En definitiva, no queda probado el error continuado durante 28 años que vicie el consentimiento del apelante. Debiendo tener en cuenta que el error supone una disconformidad del entendimiento con la realidad de las cosas, capaz de viciar el acto voluntario, al influir, más o menos gravemente en la motivación y deliberación que, en el proceso psicológico, preceden a la decisión, cuya externa manifestación, en coincidencia con la contraparte, origina el consentimiento, primer requisito necesario para dar vida a los actos jurídicos, y debiendo tener en cuenta si se manifiesta grave o leve, y su excusabilidad (STS 11-3-1964 ), y, en el presente caso, tras 28 años de aceptación de la división no resulta excusable, y, tras un documento claro y explicatorio no pueda hablarse de una disconformidad entre la mente y la realidad de las cosas.
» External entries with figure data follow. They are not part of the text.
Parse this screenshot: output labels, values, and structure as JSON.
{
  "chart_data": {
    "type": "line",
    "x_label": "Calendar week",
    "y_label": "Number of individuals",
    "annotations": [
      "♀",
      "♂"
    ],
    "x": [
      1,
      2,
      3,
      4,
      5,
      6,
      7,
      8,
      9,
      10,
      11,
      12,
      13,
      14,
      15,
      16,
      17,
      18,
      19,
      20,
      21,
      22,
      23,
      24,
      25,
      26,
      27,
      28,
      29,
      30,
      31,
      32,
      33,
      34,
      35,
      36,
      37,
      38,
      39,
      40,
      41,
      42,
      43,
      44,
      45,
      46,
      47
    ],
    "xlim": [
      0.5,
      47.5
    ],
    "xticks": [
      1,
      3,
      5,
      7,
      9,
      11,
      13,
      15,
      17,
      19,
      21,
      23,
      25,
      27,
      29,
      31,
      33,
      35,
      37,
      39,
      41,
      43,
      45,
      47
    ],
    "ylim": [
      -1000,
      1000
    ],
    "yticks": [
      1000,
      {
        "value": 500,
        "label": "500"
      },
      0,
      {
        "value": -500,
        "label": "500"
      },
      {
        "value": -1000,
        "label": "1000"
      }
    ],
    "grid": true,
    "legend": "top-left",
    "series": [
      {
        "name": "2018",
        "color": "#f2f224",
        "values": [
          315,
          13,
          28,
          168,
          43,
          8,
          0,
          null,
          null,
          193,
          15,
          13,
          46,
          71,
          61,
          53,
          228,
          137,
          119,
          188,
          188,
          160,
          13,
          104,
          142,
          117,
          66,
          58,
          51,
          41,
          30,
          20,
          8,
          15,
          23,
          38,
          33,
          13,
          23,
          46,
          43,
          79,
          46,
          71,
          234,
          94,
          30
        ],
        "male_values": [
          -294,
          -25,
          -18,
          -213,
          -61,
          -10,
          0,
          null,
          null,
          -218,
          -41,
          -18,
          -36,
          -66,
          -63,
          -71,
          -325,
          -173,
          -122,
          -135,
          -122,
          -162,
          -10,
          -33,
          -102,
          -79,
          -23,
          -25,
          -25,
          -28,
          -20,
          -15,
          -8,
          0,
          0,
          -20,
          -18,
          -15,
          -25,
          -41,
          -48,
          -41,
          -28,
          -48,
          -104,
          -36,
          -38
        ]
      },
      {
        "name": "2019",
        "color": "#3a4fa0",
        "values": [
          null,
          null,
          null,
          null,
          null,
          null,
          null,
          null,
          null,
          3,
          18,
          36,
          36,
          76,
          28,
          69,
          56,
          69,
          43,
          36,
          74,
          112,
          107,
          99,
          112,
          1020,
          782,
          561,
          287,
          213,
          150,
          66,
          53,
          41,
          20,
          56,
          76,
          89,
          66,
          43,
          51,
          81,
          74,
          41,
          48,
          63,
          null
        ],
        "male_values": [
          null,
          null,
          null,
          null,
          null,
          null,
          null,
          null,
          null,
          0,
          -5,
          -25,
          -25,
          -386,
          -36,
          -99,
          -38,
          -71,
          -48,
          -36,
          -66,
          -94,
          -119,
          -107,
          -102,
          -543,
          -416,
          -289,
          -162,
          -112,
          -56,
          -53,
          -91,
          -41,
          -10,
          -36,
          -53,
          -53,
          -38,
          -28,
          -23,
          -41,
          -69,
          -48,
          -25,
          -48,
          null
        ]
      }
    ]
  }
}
Por lo que debe rechazarse el mismo.

Y, procede igualmente rechazar la nulidad por no intervención en dicho documento de la madre de los litigantes, pues la legitimada es únicamente ella, en su caso, para deducir la nulidad por dicha causa.

Finalmente debe también desestimarse la rescisión por lesión, pues los términos de la misma son claros, no obstante las singular alegación que se hace, pues para la misma se atiende a la lesión en la valoración de la cosa adquirida o adjudicada, pues si se hiciere del negocio en su conjunto, iría en contra de la libertad de las partes de poder pactar lo que tuvieren por conveniente; y, en el presente caso, no consta que haya lesión en el valor de las cosas adjudicadas.

Por lo que, deben desestimarse los distintos motivos de apelación, confirmando la correcta valoración y conclusión a que arriba la Juez de la instancia.

QUINTO.- Las anteriores argumentaciones obligan a confirmar en todas sus partes la sentencia apelada, con desestimación del recurso deducido, y expresa imposición a la parte recurrente de las costas causadas por esta apelación (art. 398.1 en relación con el art. 394 de la L.E.C .).

Vistos los preceptos citados y demás aplicables.

Fallo

El Tribunal acuerda: Desestimar el recurso de apelación interpuesto por la representación procesal de D. Carlos Miguel , contra la Sentencia dictada por el Juzgado de Primera Instancia nº 3 de Igualada en fecha 2 de octubre de 2007 , que debemos confirmar y confirmamos íntegramente la misma, con expresa imposición a la parte apelante de las costas causadas por el presente recurso de apelación.

Firme esta resolución, devuélvanse los autos al Juzgado de su procedencia, con certificación de la misma.

Pronuncian y firman esta sentencia los indicados Magistrados integrantes de este Tribunal.